Background
As recorded in various census returns, George was the son of nurseryman James Nicholson.
As recorded in various census returns, George was the son of nurseryman James Nicholson.
He is noted for having edited "The Illustrated Dictionary of Gardening", produced as an eight-part alphabetical series between 1884 and 1888 with a supplement, and published by L. Upcott Gill of London. George worked at the nursery of Fisher & Holmes in Sheffield, travelled to France and found employment at Louisiana Muette nursery in Paris, becoming fluent in both French and German. He started work at Kew in 1873, succeeding the late John Smith as Curator of the Gardens in 1886 and staying on until 1901, when ill-health forced his retirement.
Even so, he undertook the occasional botanical project when his health permitted.
He was living at Old Deer Park Villas, Richmond in 1881, doing clerical work for H.M Office of Works. He contributed to the Journal of Botany of 1875 with an article titled “The wild flora of Kew Gardens and Pleasure grounds”.
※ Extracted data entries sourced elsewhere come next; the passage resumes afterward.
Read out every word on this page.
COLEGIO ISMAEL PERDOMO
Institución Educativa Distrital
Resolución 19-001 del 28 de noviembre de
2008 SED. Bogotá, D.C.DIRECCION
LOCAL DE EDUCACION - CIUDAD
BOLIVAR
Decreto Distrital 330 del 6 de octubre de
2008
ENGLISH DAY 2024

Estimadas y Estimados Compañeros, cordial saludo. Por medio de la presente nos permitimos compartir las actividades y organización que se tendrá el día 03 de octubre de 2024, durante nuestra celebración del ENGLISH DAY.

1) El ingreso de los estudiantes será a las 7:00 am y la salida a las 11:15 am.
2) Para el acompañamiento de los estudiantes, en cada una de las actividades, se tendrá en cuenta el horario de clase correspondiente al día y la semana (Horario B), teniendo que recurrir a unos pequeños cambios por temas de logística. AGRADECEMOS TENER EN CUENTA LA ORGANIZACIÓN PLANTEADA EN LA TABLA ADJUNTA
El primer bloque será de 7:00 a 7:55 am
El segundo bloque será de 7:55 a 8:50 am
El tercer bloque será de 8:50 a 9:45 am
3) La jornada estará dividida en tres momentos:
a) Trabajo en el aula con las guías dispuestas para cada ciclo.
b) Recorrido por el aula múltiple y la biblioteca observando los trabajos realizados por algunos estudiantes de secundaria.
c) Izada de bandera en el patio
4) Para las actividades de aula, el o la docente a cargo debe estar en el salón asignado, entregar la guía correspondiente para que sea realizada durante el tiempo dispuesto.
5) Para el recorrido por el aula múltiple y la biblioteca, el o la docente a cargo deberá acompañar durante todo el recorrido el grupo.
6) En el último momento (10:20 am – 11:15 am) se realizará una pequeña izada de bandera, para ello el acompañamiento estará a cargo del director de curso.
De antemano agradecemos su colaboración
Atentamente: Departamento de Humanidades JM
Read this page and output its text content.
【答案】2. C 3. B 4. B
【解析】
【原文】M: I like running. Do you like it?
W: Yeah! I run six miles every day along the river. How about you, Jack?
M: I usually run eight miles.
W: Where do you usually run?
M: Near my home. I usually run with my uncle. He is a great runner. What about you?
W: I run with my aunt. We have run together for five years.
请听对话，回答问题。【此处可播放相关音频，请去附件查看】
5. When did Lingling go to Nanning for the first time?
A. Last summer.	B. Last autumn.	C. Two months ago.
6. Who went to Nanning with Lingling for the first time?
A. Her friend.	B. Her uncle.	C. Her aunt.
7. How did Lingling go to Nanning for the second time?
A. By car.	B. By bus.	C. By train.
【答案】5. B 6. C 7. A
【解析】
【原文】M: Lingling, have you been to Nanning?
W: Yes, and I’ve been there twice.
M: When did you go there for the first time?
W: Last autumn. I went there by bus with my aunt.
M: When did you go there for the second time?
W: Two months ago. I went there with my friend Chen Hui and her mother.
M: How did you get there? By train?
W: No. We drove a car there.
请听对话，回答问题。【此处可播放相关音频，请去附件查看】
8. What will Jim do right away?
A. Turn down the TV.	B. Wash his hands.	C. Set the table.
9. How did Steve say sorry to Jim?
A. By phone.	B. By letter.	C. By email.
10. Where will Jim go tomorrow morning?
Earlier volumes of The Garden contain many of his articles on cultivated trees and shrubs. His most important work, though, was the “Illustrated Dictionary“, which soon was regarded as the standard reference work, a French edition also being published at the time.
The Royal Horticultural Society"s present Dictionary of Gardening published by Oxford, has Nicholson"s Illustrated Dictionary as its basis, and has retained its predecessor"s layout.
Nicholson was an authority on oaks and maples, and was appointed as judge in the horticulture section of the Chicago Exposition of 1893. He also inspected the Arnold Arboretum and a few other outstanding gardens in the United States, reporting back in a paper entitled "Horticulture and Arboriculture in the United States" published in the Kew Bulletin of February 1894. His collection of British plants was left to Professor Trail which, together with Trail’s specimens laid the foundation of the British collection at Aberdeen.
George Nicholson is denoted by the author transcript G.Nicholson when citing a botanical name.
Nicholson was also instrumental in the planning stages of the Cruickshank Botanic Garden.